TranscriptomeRefBased - aechchiki/SIB_LongReadsWorkshop_Zurich18 GitHub Wiki
Section: Transcriptome assessment [3/4].
We will use Cuffcompare to compare our set of experimental transcripts to the reference annotation. This is one software among others to compare transcript annotation files.

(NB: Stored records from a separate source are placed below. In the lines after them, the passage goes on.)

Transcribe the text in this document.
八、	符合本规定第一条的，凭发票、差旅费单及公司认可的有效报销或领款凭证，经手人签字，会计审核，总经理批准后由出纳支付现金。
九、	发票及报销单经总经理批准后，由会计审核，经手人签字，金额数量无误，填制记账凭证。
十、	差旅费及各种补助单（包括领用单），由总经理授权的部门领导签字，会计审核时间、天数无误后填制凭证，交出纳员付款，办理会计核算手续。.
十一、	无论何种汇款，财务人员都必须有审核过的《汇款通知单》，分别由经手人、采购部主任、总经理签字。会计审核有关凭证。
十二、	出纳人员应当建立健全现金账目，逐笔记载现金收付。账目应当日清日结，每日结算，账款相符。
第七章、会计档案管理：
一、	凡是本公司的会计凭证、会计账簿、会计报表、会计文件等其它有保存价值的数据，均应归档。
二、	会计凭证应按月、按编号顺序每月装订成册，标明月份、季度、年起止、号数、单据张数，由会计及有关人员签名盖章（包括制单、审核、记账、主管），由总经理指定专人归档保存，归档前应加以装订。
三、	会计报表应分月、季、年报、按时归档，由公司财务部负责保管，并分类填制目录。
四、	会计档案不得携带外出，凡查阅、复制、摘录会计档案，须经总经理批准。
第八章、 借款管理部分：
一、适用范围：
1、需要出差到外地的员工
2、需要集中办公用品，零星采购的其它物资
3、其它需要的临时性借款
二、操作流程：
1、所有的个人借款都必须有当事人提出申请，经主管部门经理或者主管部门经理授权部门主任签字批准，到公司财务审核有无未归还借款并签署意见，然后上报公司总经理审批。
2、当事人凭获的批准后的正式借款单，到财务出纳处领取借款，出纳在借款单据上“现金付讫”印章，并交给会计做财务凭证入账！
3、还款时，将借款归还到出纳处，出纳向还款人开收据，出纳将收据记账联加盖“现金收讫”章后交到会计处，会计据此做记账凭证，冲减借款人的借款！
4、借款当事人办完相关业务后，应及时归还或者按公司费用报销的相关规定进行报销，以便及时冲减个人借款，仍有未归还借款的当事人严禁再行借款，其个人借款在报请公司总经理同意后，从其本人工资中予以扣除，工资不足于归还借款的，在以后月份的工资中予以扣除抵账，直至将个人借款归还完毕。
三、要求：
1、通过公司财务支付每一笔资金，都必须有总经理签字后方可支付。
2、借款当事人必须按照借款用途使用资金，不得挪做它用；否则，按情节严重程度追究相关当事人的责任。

Other possibilities include:
- PASA pipeline (Program to Assemble Spliced Alignments)
- TACO (Multi-sample transcriptome assembly from RNA-Seq).
If you would like to know more about this topic, you can check this Bioinformatics SE thread. You are very welcome to contribute if any other software comes to your mind.
First, we need to download the reference annotation from Ensembl:
wget ftp://ftp.ensemblgenomes.org/pub/metazoa/release-36/gff3/drosophila_melanogaster/Drosophila_melanogaster.BDGP6.36.chromosome.4.gff3.gz
gunzip -d Drosophila_melanogaster.BDGP6.36.chromosome.4.gff3.gz
mv Drosophila_melanogaster.BDGP6.36.chromosome.4.gff3 Dmel_chr4.gff3
And convert those gff to GTF
using gffread:
gffread Dmel_chr4.gff3 -T -o Dmel_chr4.gtf
Convert the experimental gff3 files too! (the ones you generated just before).
Now, we have to convert the experimental GFF3 file we got in the previous section to a GTF format. To do this, we prepared a parsing script to make the annotation file compatible with the cuffcompare
software (trickey trick!):
wget https://drive.switch.ch/index.php/s/ySKNwPmD16GuOQ0/download -O gmap_gff2gtf.py
To run this script, simply make it executable and call it on your experimental annotation file:
chmod +x gmap_gff2gtf.py
./gmap_gff2gtf.py <gmap_output>.gff3 > <gmap_output>.gtf
Do it for all the files for which you generated a gff3 output.
Here's backup of the conversion if you need that.
wget https://drive.switch.ch/index.php/s/BhI4u7C4RXhK5yl/download -O gtf.tar.gz
And now you're ready to compare your annotation to the reference set:
cuffcompare -o <prefix> -G -r <reference_gtf>.gtf <gmap_output>.gtf
# -o: prepends <prefix> to outfile name
# -G: tells cuffcompare that the input experimental GTF file might not come from Cufflinks (it did not, ha!)
# -r: specifies the reference file
The files you're interested in are written to <prefix>.*
. Example:
training@e4c716e7a973:~$ ls -lha cuff_isoseq.*
-rw-rw-r-- 1 training training 14K Nov 8 22:33 cuff_isoseq.combined.gtf
-rw-rw-r-- 1 training training 1.2K Nov 8 22:33 cuff_isoseq.isoseq_out.gtf.refmap
-rw-rw-r-- 1 training training 41K Nov 8 22:33 cuff_isoseq.isoseq_out.gtf.tmap
-rw-rw-r-- 1 training training 14K Nov 8 22:33 cuff_isoseq.loci
-rw-rw-r-- 1 training training 1.1K Nov 8 22:33 cuff_isoseq.stats
-rw-rw-r-- 1 training training 41K Nov 8 22:33 cuff_isoseq.tracking
Go check on them! This page might be useful to check and understand the output.